We called this article, “The Wonder Years,” because many parents have absolutely no clue how to adjust when their little bundle of love and affection becomes an aloof and mysterious teen. You might say that these parents live in a constant state of wonder, although, not necessarily the good kind.
Surely, you’ve heard the negative stereotypes about young adults. They are often called entitled, selfish, shallow, obsessed with technology, and downright nasty. But, we believe that it is possible to have a positive relationship with your teen children. Here are five tips to help make that goal a reality.
Change Your Perspective
The first step is to bust all of the myths that you’ve been fed about teenagers. Contrary to popular belief, teens are not evil trouble makers dying to make your life more difficult. Parenting expert, Alyson Schafer believes that if we can see the positive aspects of young adults, then we can learn to respect them, and, in turn, receive their respect. Alyson points out that the teen years are filled with immense socializing, a propensity for justice, and many brave new behaviors, all of which deserve our respect and admiration.

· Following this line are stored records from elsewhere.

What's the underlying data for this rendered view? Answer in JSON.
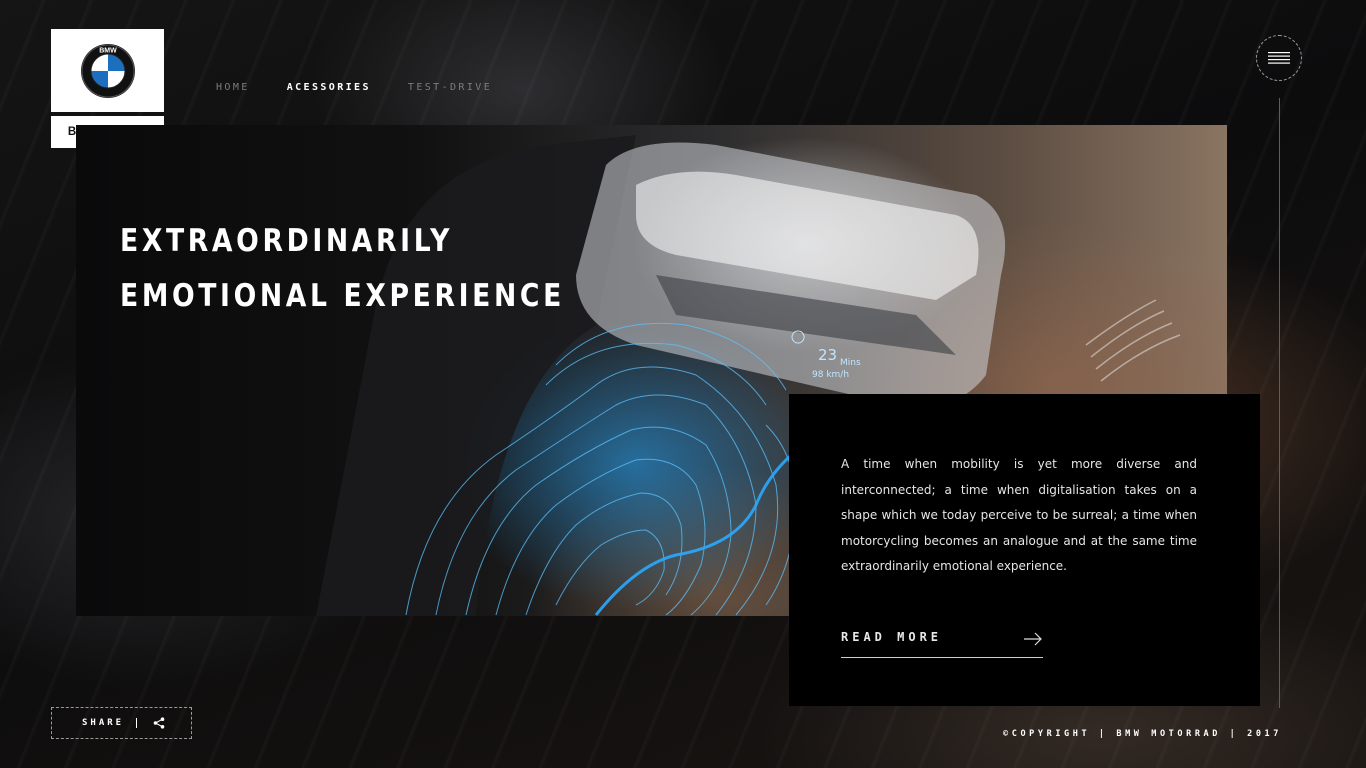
{
  "brand": {
    "name": "BMW Motorrad",
    "logo_text": "BMW"
  },
  "nav": {
    "items": [
      {
        "label": "HOME",
        "active": false
      },
      {
        "label": "ACESSORIES",
        "active": true
      },
      {
        "label": "TEST-DRIVE",
        "active": false
      }
    ]
  },
  "menu": {
    "icon": "hamburger-icon"
  },
  "hero": {
    "headline_line1": "EXTRAORDINARILY",
    "headline_line2": "EMOTIONAL EXPERIENCE",
    "overlay_time": "23",
    "overlay_time_unit": "Mins",
    "overlay_speed": "98 km/h"
  },
  "card": {
    "body": "A time when mobility is yet more diverse and interconnected; a time when digitalisation takes on a shape which we today perceive to be surreal; a time when motorcycling becomes an analogue and at the same time extraordinarily emotional experience.",
    "read_more_label": "READ MORE",
    "arrow_icon": "arrow-right-icon"
  },
  "share": {
    "label": "SHARE",
    "icon": "share-icon"
  },
  "footer": {
    "copyright": "©COPYRIGHT | BMW MOTORRAD | 2017"
  },
  "colors": {
    "background": "#0b0b0c",
    "card": "#000000",
    "accent_blue": "#1fa6ff",
    "nav_inactive": "#7c7c80"
  }
}
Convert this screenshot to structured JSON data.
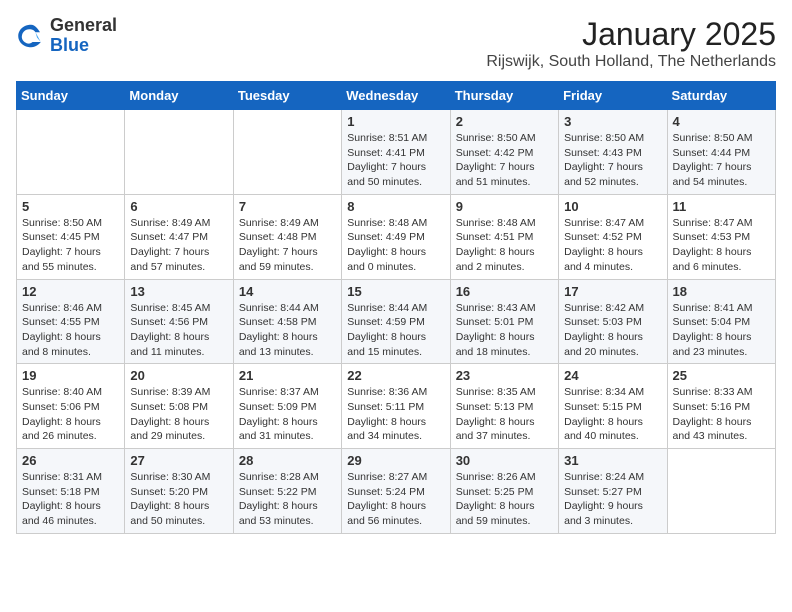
{
  "logo": {
    "general": "General",
    "blue": "Blue"
  },
  "title": "January 2025",
  "subtitle": "Rijswijk, South Holland, The Netherlands",
  "days_of_week": [
    "Sunday",
    "Monday",
    "Tuesday",
    "Wednesday",
    "Thursday",
    "Friday",
    "Saturday"
  ],
  "weeks": [
    [
      {
        "day": "",
        "content": ""
      },
      {
        "day": "",
        "content": ""
      },
      {
        "day": "",
        "content": ""
      },
      {
        "day": "1",
        "content": "Sunrise: 8:51 AM\nSunset: 4:41 PM\nDaylight: 7 hours\nand 50 minutes."
      },
      {
        "day": "2",
        "content": "Sunrise: 8:50 AM\nSunset: 4:42 PM\nDaylight: 7 hours\nand 51 minutes."
      },
      {
        "day": "3",
        "content": "Sunrise: 8:50 AM\nSunset: 4:43 PM\nDaylight: 7 hours\nand 52 minutes."
      },
      {
        "day": "4",
        "content": "Sunrise: 8:50 AM\nSunset: 4:44 PM\nDaylight: 7 hours\nand 54 minutes."
      }
    ],
    [
      {
        "day": "5",
        "content": "Sunrise: 8:50 AM\nSunset: 4:45 PM\nDaylight: 7 hours\nand 55 minutes."
      },
      {
        "day": "6",
        "content": "Sunrise: 8:49 AM\nSunset: 4:47 PM\nDaylight: 7 hours\nand 57 minutes."
      },
      {
        "day": "7",
        "content": "Sunrise: 8:49 AM\nSunset: 4:48 PM\nDaylight: 7 hours\nand 59 minutes."
      },
      {
        "day": "8",
        "content": "Sunrise: 8:48 AM\nSunset: 4:49 PM\nDaylight: 8 hours\nand 0 minutes."
      },
      {
        "day": "9",
        "content": "Sunrise: 8:48 AM\nSunset: 4:51 PM\nDaylight: 8 hours\nand 2 minutes."
      },
      {
        "day": "10",
        "content": "Sunrise: 8:47 AM\nSunset: 4:52 PM\nDaylight: 8 hours\nand 4 minutes."
      },
      {
        "day": "11",
        "content": "Sunrise: 8:47 AM\nSunset: 4:53 PM\nDaylight: 8 hours\nand 6 minutes."
      }
    ],
    [
      {
        "day": "12",
        "content": "Sunrise: 8:46 AM\nSunset: 4:55 PM\nDaylight: 8 hours\nand 8 minutes."
      },
      {
        "day": "13",
        "content": "Sunrise: 8:45 AM\nSunset: 4:56 PM\nDaylight: 8 hours\nand 11 minutes."
      },
      {
        "day": "14",
        "content": "Sunrise: 8:44 AM\nSunset: 4:58 PM\nDaylight: 8 hours\nand 13 minutes."
      },
      {
        "day": "15",
        "content": "Sunrise: 8:44 AM\nSunset: 4:59 PM\nDaylight: 8 hours\nand 15 minutes."
      },
      {
        "day": "16",
        "content": "Sunrise: 8:43 AM\nSunset: 5:01 PM\nDaylight: 8 hours\nand 18 minutes."
      },
      {
        "day": "17",
        "content": "Sunrise: 8:42 AM\nSunset: 5:03 PM\nDaylight: 8 hours\nand 20 minutes."
      },
      {
        "day": "18",
        "content": "Sunrise: 8:41 AM\nSunset: 5:04 PM\nDaylight: 8 hours\nand 23 minutes."
      }
    ],
    [
      {
        "day": "19",
        "content": "Sunrise: 8:40 AM\nSunset: 5:06 PM\nDaylight: 8 hours\nand 26 minutes."
      },
      {
        "day": "20",
        "content": "Sunrise: 8:39 AM\nSunset: 5:08 PM\nDaylight: 8 hours\nand 29 minutes."
      },
      {
        "day": "21",
        "content": "Sunrise: 8:37 AM\nSunset: 5:09 PM\nDaylight: 8 hours\nand 31 minutes."
      },
      {
        "day": "22",
        "content": "Sunrise: 8:36 AM\nSunset: 5:11 PM\nDaylight: 8 hours\nand 34 minutes."
      },
      {
        "day": "23",
        "content": "Sunrise: 8:35 AM\nSunset: 5:13 PM\nDaylight: 8 hours\nand 37 minutes."
      },
      {
        "day": "24",
        "content": "Sunrise: 8:34 AM\nSunset: 5:15 PM\nDaylight: 8 hours\nand 40 minutes."
      },
      {
        "day": "25",
        "content": "Sunrise: 8:33 AM\nSunset: 5:16 PM\nDaylight: 8 hours\nand 43 minutes."
      }
    ],
    [
      {
        "day": "26",
        "content": "Sunrise: 8:31 AM\nSunset: 5:18 PM\nDaylight: 8 hours\nand 46 minutes."
      },
      {
        "day": "27",
        "content": "Sunrise: 8:30 AM\nSunset: 5:20 PM\nDaylight: 8 hours\nand 50 minutes."
      },
      {
        "day": "28",
        "content": "Sunrise: 8:28 AM\nSunset: 5:22 PM\nDaylight: 8 hours\nand 53 minutes."
      },
      {
        "day": "29",
        "content": "Sunrise: 8:27 AM\nSunset: 5:24 PM\nDaylight: 8 hours\nand 56 minutes."
      },
      {
        "day": "30",
        "content": "Sunrise: 8:26 AM\nSunset: 5:25 PM\nDaylight: 8 hours\nand 59 minutes."
      },
      {
        "day": "31",
        "content": "Sunrise: 8:24 AM\nSunset: 5:27 PM\nDaylight: 9 hours\nand 3 minutes."
      },
      {
        "day": "",
        "content": ""
      }
    ]
  ]
}
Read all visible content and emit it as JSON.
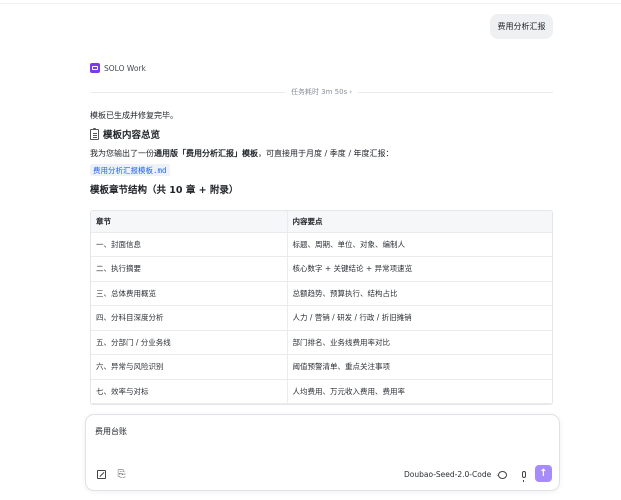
{
  "user_message": "费用分析汇报",
  "agent": {
    "name": "SOLO Work",
    "logo_icon": "solo-logo-icon",
    "logo_color": "#7c3aed"
  },
  "duration": {
    "text": "任务耗时 3m 50s",
    "chevron": "›"
  },
  "reply": {
    "done_line": "模板已生成并修复完毕。",
    "overview_heading": "模板内容总览",
    "intro_prefix": "我为您输出了一份",
    "intro_bold": "通用版「费用分析汇报」模板",
    "intro_suffix": "，可直接用于月度 / 季度 / 年度汇报：",
    "file_link": "费用分析汇报模板.md",
    "structure_heading": "模板章节结构（共 10 章 + 附录）"
  },
  "table": {
    "headers": [
      "章节",
      "内容要点"
    ],
    "rows": [
      [
        "一、封面信息",
        "标题、周期、单位、对象、编制人"
      ],
      [
        "二、执行摘要",
        "核心数字 + 关键结论 + 异常项速览"
      ],
      [
        "三、总体费用概览",
        "总额趋势、预算执行、结构占比"
      ],
      [
        "四、分科目深度分析",
        "人力 / 营销 / 研发 / 行政 / 折旧摊销"
      ],
      [
        "五、分部门 / 分业务线",
        "部门排名、业务线费用率对比"
      ],
      [
        "六、异常与风险识别",
        "阈值预警清单、重点关注事项"
      ],
      [
        "七、效率与对标",
        "人均费用、万元收入费用、费用率"
      ]
    ]
  },
  "composer": {
    "text": "费用台账",
    "model": "Doubao-Seed-2.0-Code",
    "model_chevron": "⌄",
    "attach_glyph": "⎘",
    "send_glyph": "↑",
    "send_color": "#a78bfa"
  }
}
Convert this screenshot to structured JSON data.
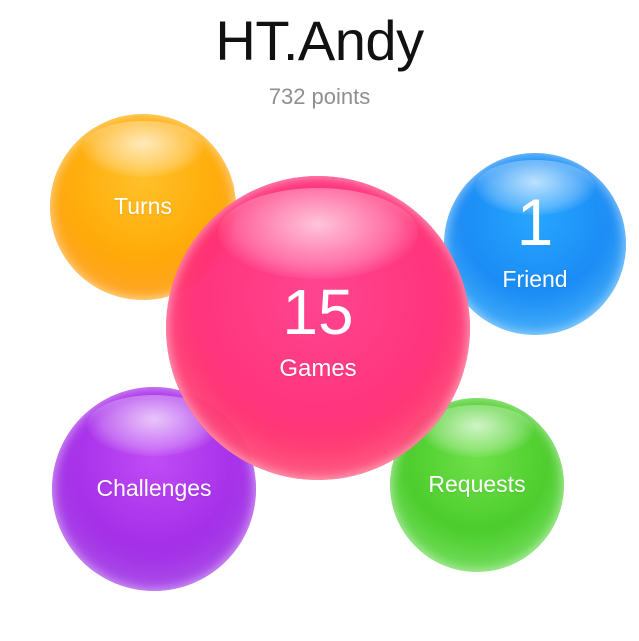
{
  "player": {
    "name": "HT.Andy",
    "points": "732 points"
  },
  "bubbles": {
    "turns": {
      "label": "Turns",
      "color": "#ffae0c"
    },
    "friends": {
      "count": "1",
      "label": "Friend",
      "color": "#1b8cf5"
    },
    "games": {
      "count": "15",
      "label": "Games",
      "color": "#ff2f7a"
    },
    "challenges": {
      "label": "Challenges",
      "color": "#a630e8"
    },
    "requests": {
      "label": "Requests",
      "color": "#4ccd2c"
    }
  }
}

Realize That Not All Teens Are The Same
While it’s tempting to clump all young adults into one hormone-infused category, it’s important to keep a global perspective. While teens in the United States are probably enrolled in school, Stewart Ross, author of teen fantasy, “The Revenge of The Zeds,” points out that the same teen in Saudi Arabia would likely be married with three children. Thus, how we perceive and treat young adults is largely influenced by societal standards. This isn’t to say that we should be sending our children down the aisle prematurely, but it does give us a sense of how culture dictates behavior.
If your teen is growing in a healthy way, she will probably spend a fair amount of time begging you to leave her alone. Don’t do it! Stay involved in her life. Go to her basketball games, and be familiar with her friends. Ask her about her homework, and her plans for college. Sure, she will roll her eyes every time you do this, but underneath it all, she will know that you still care. Just try not to bring your own anxiety into these questions. Ask more from a place of curiosity than judgment.
Even though you want to give your child space and respect, you still need to play the role of adult, not friend. Setting healthy boundaries is one way to make sure that you continue to fulfill your parental responsibilities. Saying “no” doesn’t always make you the most popular parent, but, if done with care and concern, it does make you an effective one.
Practice Compassionate Parenting
Regardless of your parenting technique, the most important aspect of caring for a child of any age, is to practice compassion. This means that you have compassion for yourself, and for your child. Often times, parents are hard on themselves because they don’t know all of the answers, or, because seeing their children grow to a certain age, brings up childhood issues of their own. Sura Hart and Victoria Kindle Hodson, authors of “Respectful Parents Respectful Kids,” offer a weekly tip series on how to parent from a place of compassion.